5 Jun 2010
Communities that free young people
Freeing young people to fly
In my last post, I included an excerpt from Jean Vanier’s “Community and Growth”.
Vanier’s L’Arche communities are focussed on caring for the disabled, in a similar way that Fusion’s communities are focussed on caring for “at risk” young people.
I remember a conversation with George Savvides who said to me “In my view Fusion’s main product is creating a safe place for young people to discover themselves and faith”. I remember feeling concerned that if all the young people keep coming and moving on then there would be no-one to run Fusion.
What I needed to understand is that there is another group that Fusion’s communities exist for than just for the “at risk” young people. The further I get away from that discussion with George the more I think he was right.
So many young people have come through Fusion training and work and then moved on, but at the same time others have stayed. It has been easy to see those who left as a failure, however as I hear what Vanier is saying in this extract, I realise that mostly what I was seeing as failure was actually success:
Our world has more and more need of ‘intermediate communities’ – places where young people can stay and find a certain inner freedom before they make their decision. They either cannot stay in their family or don’t want to; they are not satisfied with life alone in an apartment, hotel or hostel. They need somewhere where they can find inner liberation though a network of relationships and friendships, there they can be truly themselves without trying or pretending to be anything other than they are. It is these intermediate communities, where they find also meaningful work, that they will be able to shed some of the fears that weight them down and prevent them from discovering their deep selves. It is only when they discover they are loved by God and by others, and that they can do beautiful things for others, that they begin to get in touch with what is deepest in them. Only then will they be free to choose a way of life which is truly their own, not that of their parents or the people around them nor something set up in reaction to it, but one which is born of a real choice of life, in response to an aspiration or call.

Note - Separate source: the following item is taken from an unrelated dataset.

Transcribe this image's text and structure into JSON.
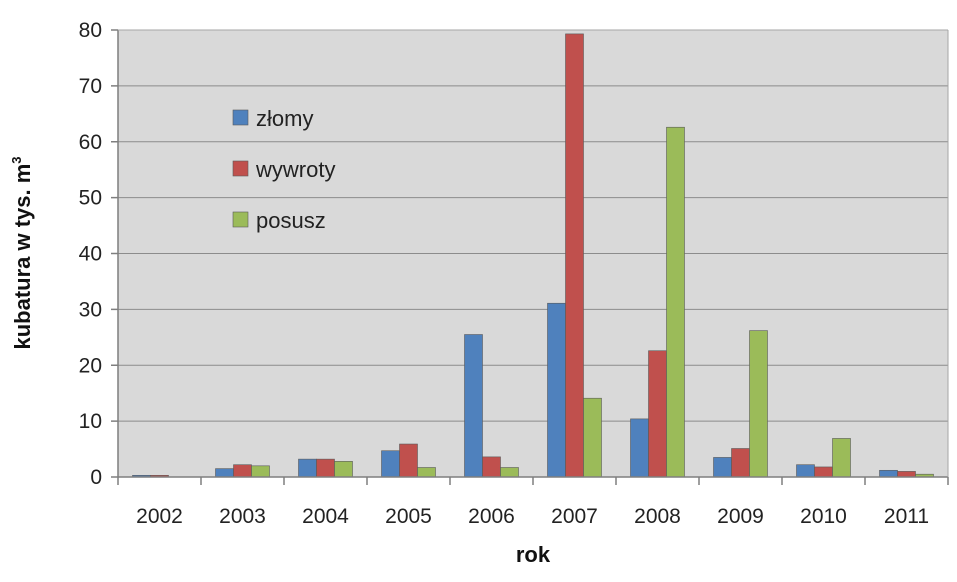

For a community to play this ‘intermediate’ role, in must have a core of people who are really rooted there. Many young people come to L’Arche having left school, university or a job which is no longer satisfying. They are seekers. After a few year they discover who they really are and what they really want. Then they can either go into a more specifically religious community, marry, go back to work or take up studies which now really interest them.
Others choose to stay. The community is no longer simply their place of healing, a place where they feel good and happy, but the place where they have decided to put down their roots because they have discovered the call of God and, in community with handicapped people, a whole meaning to life. Their personal aims melt into those of the community, they no longer feel challenged by other people’s plans to leave the community for something else. They too have their personal plan – to stay in the community.